Bende tamamıyla futbol sahneleri. Ekstra zordu, çok zordu. Profesyonel futbolcular ile oynadım ben. Ben onların arasında tektim yani. Yabancılarla da oynadım bu arada. Brezilya Milli Takımı geldi, onlarla maç yaptım. Bu adamlar kendi liglerinde oynuyorlar, ülkelerini temsil ediyorlar, çok da yetenekliler ve kanedyenler üzerinde uçuyorlar. Onlar da bana yardımcı oldu. Orada da işte o yüksek nabızla çalışırken, aradaki dinlenmelerde kendi kendime kaldığım anlarda umutsuzluğa bazen kapıldığım oluyordu. Yönetmenimiz de bu arada beni Barış gibi ayağa kaldırdı. O da çok inandı hikayeye. Bana çok inandı, bize çok inandı. Onun olması da benim için çok büyük bir şanstı.
CİDDİ BİR SAKATLIK YAŞADIM, ÇOK KÖTÜ GÜNLER GEÇİRDİM
-Daha önce futbol oynamış mıydınız diye soracağım ama aslında hiç aynı şey değil…

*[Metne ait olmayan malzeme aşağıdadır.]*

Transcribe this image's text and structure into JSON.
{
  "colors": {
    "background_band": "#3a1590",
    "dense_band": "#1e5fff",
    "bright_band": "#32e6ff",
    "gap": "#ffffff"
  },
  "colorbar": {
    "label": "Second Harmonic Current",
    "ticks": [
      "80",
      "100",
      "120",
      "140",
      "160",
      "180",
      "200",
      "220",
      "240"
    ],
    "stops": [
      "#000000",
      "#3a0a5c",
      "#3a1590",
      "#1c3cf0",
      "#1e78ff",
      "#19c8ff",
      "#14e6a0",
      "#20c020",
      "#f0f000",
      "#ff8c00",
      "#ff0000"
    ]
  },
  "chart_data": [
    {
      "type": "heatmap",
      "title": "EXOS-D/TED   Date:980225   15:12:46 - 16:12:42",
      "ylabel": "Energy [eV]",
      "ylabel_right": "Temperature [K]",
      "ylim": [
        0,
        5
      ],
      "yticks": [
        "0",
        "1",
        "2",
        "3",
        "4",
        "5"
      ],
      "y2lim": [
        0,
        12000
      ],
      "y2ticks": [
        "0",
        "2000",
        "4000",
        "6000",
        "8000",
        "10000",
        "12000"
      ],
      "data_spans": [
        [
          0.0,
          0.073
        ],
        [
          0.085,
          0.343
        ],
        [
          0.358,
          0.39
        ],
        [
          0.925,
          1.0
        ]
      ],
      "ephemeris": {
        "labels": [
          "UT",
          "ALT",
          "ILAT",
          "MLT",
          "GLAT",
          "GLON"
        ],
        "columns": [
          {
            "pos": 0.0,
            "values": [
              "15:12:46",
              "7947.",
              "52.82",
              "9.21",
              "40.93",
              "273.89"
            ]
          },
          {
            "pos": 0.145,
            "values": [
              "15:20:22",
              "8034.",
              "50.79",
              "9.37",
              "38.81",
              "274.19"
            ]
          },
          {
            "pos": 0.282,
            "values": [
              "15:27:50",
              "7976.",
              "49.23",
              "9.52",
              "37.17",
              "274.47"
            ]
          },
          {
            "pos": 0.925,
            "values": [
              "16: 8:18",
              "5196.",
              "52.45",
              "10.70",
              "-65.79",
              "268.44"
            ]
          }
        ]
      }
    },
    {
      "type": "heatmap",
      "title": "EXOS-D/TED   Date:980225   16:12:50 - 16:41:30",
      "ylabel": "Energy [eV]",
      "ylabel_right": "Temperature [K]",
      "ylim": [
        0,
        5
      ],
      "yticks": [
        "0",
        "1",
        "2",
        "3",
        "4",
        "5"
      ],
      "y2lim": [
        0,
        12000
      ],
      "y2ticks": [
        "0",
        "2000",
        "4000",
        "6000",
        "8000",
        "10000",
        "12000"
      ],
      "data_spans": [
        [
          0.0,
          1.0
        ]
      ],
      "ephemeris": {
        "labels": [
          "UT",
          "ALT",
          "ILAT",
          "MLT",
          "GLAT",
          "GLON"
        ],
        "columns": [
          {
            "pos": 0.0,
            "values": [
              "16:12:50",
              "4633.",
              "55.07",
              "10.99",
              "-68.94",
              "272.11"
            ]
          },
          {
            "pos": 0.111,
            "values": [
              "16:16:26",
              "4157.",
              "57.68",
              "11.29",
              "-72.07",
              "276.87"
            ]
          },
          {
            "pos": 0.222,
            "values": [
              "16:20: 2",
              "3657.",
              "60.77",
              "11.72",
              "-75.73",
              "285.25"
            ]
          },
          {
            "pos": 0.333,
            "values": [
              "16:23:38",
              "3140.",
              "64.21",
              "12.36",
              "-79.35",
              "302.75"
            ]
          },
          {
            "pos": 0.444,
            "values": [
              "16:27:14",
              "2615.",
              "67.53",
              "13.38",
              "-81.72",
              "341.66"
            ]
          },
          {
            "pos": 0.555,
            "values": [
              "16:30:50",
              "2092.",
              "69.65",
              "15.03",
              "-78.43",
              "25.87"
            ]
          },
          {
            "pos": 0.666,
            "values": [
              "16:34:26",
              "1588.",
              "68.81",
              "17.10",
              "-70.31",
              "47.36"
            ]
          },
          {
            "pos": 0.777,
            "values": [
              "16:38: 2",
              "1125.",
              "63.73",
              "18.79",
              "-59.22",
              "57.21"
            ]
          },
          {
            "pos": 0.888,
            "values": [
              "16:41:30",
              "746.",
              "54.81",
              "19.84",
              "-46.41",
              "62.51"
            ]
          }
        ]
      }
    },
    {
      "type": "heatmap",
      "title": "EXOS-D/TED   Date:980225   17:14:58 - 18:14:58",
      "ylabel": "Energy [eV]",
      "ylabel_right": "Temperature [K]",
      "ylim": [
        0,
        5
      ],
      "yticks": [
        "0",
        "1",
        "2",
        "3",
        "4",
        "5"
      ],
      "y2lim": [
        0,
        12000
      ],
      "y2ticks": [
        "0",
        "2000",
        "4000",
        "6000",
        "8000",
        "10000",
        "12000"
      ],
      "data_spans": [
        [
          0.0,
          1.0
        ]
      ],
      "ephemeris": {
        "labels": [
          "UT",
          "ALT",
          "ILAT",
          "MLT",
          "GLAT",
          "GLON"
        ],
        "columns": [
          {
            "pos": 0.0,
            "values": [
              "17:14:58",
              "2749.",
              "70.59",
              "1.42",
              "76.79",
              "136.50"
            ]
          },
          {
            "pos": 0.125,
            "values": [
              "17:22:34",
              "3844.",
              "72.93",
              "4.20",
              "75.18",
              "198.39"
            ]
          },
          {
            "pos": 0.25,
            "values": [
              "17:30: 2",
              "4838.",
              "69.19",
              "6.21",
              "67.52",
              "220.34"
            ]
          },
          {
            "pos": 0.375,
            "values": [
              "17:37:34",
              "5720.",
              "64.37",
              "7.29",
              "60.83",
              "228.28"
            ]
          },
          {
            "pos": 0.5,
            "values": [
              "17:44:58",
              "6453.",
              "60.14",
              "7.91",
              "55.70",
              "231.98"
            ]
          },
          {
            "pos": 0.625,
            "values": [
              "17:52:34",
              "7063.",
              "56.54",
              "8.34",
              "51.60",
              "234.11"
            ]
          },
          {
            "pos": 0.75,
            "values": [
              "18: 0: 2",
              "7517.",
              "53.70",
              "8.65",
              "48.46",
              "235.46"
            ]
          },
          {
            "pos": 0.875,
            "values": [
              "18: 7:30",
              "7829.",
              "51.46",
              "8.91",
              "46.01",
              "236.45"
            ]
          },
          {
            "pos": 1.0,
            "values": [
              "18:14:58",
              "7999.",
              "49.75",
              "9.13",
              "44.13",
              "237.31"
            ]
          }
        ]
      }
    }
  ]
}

Yine de futbol hala oynuyor olsaydım, o antrenmana o fizik gücüne sahip olsaydım işim daha kolay olabilirdi. Ama ben uzun yıllar önce futbolu bırakmıştım çünkü üniversitede oynadığım bir maçta bir sakatlık yaşadım. Ciddi bir sakatlıktı. Sol ayağımın bağlarını esnettim, koparttım. Çok kötü günler geçirdim. O günden sonra da pişmanlık oldu benim için artık hiç, sahaya çağıranlara "Böyle böyle bir şey yaşadım, bu ayağım güçsüz, gelemem. Bir daha aynı şeyleri yaşamak istemiyorum" dedim. O günden sonra da uzun yıllar sahaya çıkmadım, hiç topa vurmadım. Ta ki bu işe kadar. Bu işte de sol ayağımı kullanmam gerekiyordu.